The 4-3 / 3-4 ought to be sufficient to stop outside runs, and putting more players with poor tackling ratings on the field doesn't seem like the correct approach to me (unless your team happens to have a stable of strong tackling CBs, which I doubt).
I'd look first as to what plays you are calling when you suspect the offense is going to run the football. Calling a Cover 1 or Cover 3, for example, will align your defense pre-snap in a single-high safety look. By the nature of the strong safety being closer to the line of scrimmage, this coverage has a natural strength in run defense. If you are routinely calling Cover 2, that eighth man isn't going to line up in the box by default, putting tremendous strain on your linebackers to make every play. This is fine if you have great LBs, but most teams can't match the 49ers to this end. If you are routinely calling 2 Man coverage, the perimeter players by default are going to turn and run with receivers, and as such they aren't even looking for a run play and that will hurt one's run support; combine that with two high safeties both stepping backwards by default and you get a play I don't like against the run very much.

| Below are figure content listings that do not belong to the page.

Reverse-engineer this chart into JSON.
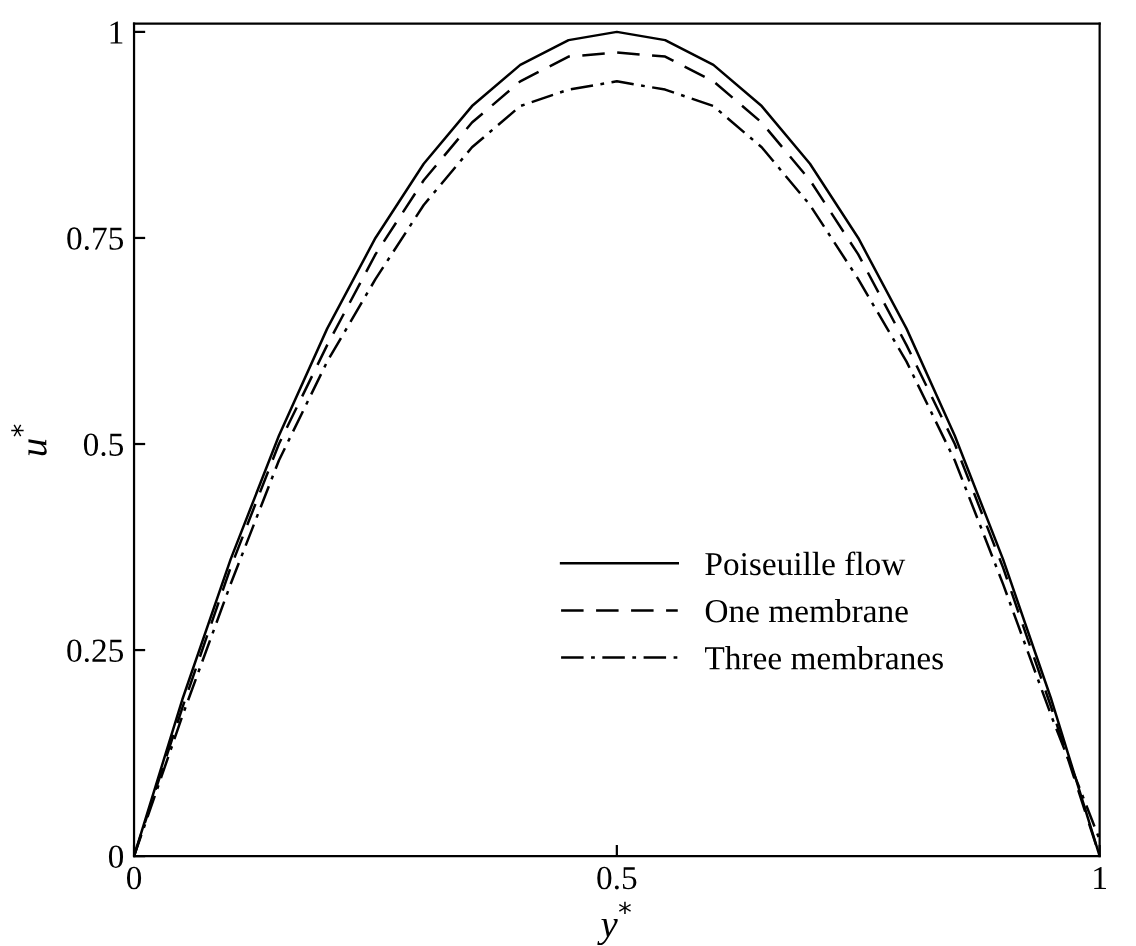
{
  "chart_data": {
    "type": "line",
    "xlabel": "y$^{*}$",
    "ylabel": "u$^{*}$",
    "x": [
      0,
      0.05,
      0.1,
      0.15,
      0.2,
      0.25,
      0.3,
      0.35,
      0.4,
      0.45,
      0.5,
      0.55,
      0.6,
      0.65,
      0.7,
      0.75,
      0.8,
      0.85,
      0.9,
      0.95,
      1
    ],
    "series": [
      {
        "name": "Poiseuille flow",
        "color": "#000000",
        "line_style": "solid",
        "values": [
          0,
          0.19,
          0.36,
          0.51,
          0.64,
          0.75,
          0.84,
          0.91,
          0.96,
          0.99,
          1.0,
          0.99,
          0.96,
          0.91,
          0.84,
          0.75,
          0.64,
          0.51,
          0.36,
          0.19,
          0
        ]
      },
      {
        "name": "One membrane",
        "color": "#000000",
        "line_style": "dashed",
        "values": [
          0,
          0.18,
          0.35,
          0.5,
          0.62,
          0.73,
          0.82,
          0.89,
          0.94,
          0.97,
          0.975,
          0.97,
          0.94,
          0.89,
          0.82,
          0.73,
          0.62,
          0.5,
          0.35,
          0.18,
          0
        ]
      },
      {
        "name": "Three membranes",
        "color": "#000000",
        "line_style": "dashdot",
        "values": [
          0,
          0.17,
          0.33,
          0.48,
          0.6,
          0.7,
          0.79,
          0.86,
          0.91,
          0.93,
          0.94,
          0.93,
          0.91,
          0.86,
          0.79,
          0.7,
          0.6,
          0.48,
          0.33,
          0.17,
          0.02
        ]
      }
    ],
    "xlim": [
      0,
      1
    ],
    "ylim": [
      0,
      1.01
    ],
    "xticks": [
      0,
      0.5,
      1
    ],
    "yticks": [
      0,
      0.25,
      0.5,
      0.75,
      1
    ],
    "grid": false,
    "legend": "bottom right"
  }
}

I'd recommend taking a hard look at your playcalling before you start trying out more exotic "labbed" packages. The biggest thing I've learned about defense this year is that there has to be a known purpose to what one is calling, because on a single given play, a defense can't cover everything, and they must rather look and try to take away what it thinks the offense wants to do the most often and force the offense out of its comfort zone.